But the efforts, designed in large part to counter opposition from the National Rifle Association, face serious political obstacles on Capitol Hill. The NRA spent more than $20 million on federal election campaigns last year, and its lobbying muscle extends from Washington to state capitals around the country.
Most Republicans in the GOP-controlled House also oppose additional gun regulations, as do some key Democrats in the Senate — meaning that the groups aligned with Obama will have to persuade dozens of skeptical lawmakers to vote for the president’s eventual proposals.
The groups, whose leaders are in regular contact with the White House, are working to enlist religious leaders, mayors, police chiefs and other influential constituents to lobby their local lawmakers in their home districts. The organizations also plan to stage rallies at congressional town hall meetings across the country in much the same way tea party activists mounted opposition in 2009 to Obama’s health-care overhaul.

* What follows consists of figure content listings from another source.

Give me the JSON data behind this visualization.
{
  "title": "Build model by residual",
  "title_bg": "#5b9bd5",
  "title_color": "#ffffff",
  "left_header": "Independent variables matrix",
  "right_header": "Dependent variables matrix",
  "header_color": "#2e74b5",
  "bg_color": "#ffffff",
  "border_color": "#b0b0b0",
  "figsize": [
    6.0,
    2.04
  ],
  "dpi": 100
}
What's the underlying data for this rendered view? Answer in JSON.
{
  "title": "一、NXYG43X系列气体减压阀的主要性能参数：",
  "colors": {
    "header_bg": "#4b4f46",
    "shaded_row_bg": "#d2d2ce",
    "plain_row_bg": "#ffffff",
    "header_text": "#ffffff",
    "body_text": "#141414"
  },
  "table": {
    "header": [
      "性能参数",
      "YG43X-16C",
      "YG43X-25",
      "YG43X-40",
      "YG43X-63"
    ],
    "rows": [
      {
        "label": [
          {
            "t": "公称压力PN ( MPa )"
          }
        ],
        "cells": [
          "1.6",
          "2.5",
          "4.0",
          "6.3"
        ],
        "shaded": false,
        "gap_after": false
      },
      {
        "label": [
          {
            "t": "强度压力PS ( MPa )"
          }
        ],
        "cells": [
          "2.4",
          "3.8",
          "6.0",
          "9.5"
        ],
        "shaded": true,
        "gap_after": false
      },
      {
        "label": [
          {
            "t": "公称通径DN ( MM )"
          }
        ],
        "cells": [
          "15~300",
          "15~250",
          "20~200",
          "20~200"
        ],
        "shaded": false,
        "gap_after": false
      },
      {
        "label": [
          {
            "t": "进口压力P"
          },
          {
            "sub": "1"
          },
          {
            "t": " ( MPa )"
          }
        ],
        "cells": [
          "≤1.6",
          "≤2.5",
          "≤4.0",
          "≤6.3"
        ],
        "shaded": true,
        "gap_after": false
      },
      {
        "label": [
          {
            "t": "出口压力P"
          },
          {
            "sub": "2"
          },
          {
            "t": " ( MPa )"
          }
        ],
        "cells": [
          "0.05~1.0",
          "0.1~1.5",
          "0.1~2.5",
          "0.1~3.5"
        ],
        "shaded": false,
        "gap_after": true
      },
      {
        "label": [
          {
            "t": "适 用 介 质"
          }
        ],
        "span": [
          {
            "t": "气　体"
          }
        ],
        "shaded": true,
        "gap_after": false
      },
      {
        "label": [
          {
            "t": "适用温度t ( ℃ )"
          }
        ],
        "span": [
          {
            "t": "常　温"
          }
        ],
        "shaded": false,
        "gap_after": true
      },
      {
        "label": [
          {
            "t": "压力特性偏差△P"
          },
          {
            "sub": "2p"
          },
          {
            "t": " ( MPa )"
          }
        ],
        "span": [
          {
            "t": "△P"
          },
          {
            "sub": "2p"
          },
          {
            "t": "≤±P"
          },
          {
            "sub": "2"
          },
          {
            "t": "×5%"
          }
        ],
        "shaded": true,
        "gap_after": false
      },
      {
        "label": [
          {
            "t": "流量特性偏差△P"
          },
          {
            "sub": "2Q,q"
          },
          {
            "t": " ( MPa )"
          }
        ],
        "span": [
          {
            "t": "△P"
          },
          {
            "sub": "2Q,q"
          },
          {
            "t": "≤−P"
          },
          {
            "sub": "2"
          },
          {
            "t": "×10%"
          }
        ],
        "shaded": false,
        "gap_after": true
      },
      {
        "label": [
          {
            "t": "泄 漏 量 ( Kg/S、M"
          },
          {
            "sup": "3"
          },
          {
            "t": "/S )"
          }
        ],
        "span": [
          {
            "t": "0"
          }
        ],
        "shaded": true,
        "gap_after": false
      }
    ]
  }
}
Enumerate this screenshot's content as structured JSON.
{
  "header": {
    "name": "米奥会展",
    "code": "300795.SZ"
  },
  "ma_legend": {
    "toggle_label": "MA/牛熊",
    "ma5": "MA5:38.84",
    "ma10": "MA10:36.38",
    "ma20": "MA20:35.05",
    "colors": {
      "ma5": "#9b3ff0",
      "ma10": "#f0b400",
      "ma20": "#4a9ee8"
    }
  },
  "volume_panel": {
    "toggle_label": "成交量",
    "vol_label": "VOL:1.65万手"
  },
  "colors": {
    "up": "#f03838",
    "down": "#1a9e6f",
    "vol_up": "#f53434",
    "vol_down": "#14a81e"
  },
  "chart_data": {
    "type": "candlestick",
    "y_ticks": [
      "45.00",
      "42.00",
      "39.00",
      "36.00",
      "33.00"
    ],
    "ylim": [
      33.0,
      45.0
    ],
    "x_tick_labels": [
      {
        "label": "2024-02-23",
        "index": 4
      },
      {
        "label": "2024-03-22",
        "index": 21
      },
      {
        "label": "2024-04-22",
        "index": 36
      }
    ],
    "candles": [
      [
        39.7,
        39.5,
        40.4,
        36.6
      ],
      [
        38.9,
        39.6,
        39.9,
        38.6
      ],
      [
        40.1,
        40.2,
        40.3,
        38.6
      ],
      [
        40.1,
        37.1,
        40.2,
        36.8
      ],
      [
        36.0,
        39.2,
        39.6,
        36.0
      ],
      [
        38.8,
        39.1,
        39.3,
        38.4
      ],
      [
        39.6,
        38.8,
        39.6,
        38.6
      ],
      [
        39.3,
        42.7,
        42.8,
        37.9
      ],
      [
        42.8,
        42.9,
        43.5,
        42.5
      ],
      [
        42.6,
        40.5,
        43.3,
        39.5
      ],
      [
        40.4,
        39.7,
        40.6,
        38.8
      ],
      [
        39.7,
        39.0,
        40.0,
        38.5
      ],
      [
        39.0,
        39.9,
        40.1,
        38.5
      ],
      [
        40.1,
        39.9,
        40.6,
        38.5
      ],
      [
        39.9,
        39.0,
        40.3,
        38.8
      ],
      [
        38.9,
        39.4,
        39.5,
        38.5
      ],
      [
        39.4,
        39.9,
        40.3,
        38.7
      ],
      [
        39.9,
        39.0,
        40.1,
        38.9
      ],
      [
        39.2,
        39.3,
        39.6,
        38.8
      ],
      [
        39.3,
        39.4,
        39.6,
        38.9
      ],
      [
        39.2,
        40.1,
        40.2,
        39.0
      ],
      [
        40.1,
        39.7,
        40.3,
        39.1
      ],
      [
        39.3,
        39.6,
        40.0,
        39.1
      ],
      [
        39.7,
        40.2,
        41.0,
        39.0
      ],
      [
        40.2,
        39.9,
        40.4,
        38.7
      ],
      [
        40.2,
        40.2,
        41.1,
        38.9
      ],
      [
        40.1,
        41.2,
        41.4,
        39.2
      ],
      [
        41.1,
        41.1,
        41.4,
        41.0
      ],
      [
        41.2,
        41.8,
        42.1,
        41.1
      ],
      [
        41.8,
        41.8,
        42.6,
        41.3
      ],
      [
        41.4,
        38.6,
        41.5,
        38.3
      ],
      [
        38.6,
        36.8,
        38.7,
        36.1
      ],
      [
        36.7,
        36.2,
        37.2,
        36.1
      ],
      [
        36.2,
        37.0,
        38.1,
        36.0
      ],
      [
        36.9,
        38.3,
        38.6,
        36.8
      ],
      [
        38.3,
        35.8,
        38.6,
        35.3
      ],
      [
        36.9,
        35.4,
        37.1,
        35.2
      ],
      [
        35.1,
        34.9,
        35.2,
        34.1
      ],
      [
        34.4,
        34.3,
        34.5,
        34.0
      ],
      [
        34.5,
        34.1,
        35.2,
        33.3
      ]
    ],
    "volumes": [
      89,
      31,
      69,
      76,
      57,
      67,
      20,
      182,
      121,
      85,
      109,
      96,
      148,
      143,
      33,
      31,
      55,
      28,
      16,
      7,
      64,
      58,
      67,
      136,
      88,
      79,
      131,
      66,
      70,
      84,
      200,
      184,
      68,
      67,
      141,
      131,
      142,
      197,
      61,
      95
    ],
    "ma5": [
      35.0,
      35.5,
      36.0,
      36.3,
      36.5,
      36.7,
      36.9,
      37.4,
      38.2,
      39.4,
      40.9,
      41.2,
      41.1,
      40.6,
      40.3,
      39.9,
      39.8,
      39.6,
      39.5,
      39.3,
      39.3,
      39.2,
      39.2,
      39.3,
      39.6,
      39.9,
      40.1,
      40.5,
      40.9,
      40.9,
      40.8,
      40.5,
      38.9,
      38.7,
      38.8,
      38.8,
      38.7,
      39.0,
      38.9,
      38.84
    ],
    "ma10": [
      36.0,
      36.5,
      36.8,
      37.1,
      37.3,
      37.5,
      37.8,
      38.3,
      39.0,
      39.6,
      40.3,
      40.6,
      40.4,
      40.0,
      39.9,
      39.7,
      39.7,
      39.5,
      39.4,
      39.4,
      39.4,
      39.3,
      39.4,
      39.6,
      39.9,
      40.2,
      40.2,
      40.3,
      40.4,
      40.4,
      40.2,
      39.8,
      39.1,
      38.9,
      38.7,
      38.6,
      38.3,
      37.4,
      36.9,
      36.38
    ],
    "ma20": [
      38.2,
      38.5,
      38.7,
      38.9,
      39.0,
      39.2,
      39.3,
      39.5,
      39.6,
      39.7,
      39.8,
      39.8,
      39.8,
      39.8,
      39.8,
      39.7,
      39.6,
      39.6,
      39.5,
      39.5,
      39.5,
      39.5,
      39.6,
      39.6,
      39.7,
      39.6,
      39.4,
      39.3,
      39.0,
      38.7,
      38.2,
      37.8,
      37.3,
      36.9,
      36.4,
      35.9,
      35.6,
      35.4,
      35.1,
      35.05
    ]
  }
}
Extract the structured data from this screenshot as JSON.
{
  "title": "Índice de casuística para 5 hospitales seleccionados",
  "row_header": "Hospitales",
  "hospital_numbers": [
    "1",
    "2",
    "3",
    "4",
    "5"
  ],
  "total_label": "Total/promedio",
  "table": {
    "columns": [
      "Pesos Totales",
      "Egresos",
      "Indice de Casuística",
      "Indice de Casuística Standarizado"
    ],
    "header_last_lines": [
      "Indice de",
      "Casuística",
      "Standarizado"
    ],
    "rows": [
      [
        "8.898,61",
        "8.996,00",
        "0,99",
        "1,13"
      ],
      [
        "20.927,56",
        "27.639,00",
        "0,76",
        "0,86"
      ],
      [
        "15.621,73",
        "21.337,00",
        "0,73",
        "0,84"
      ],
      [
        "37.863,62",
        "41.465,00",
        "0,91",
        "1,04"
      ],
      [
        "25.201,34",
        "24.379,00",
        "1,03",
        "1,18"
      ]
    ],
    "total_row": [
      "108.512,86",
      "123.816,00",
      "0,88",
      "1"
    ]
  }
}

A trial run for the burgeoning campaign came this week when the Coalition to Stop Gun Violence ran hard-hitting ads in North Dakota and Capitol Hill newspapers against Sen. Heidi Heitkamp (D-N.D.), who said Sunday that some of the gun measures Obama is considering are “extreme.” After the ads — which told Heitkamp “Shame on you” — the freshman senator’s office issued a statement opening the door to supporting some gun-control measures.
“You have to get those members of Congress who think the easiest position is to be with the NRA to think that someone will walk up to them in the supermarket and say, ‘Why can’t we just have background checks?’ ” said Neera Tanden, president of the Center for American Progress, a liberal think tank helping to coordinate the effort. “They have to think of these as mainstream issues.”
Other organizations active in the effort include liberal interest groups, labor unions and Mayors Against Illegal Guns, which is led and financed by New York Mayor Michael R. Bloomberg (I).
A political action committee, Americans for Responsible Solutions, was launched this week by former congresswoman Gabrielle Giffords and has picked up seven-figure donations from major Democratic benefactors.
Laurene Powell Jobs, the widow of Apple founder Steve Jobs, and Ron Conway, a leading Silicon Valley angel investor, are helping finance the Giffords group and will co-host a fundraiser in San Francisco this week, an organizer said. Two wealthy Texas lawyers, Steve and Amber Mostyn, told news outlets Wednesday that they had given $1 million to the organization. Giffords was shot in the head two years ago in a mass shooting outside a supermarket in Tucson.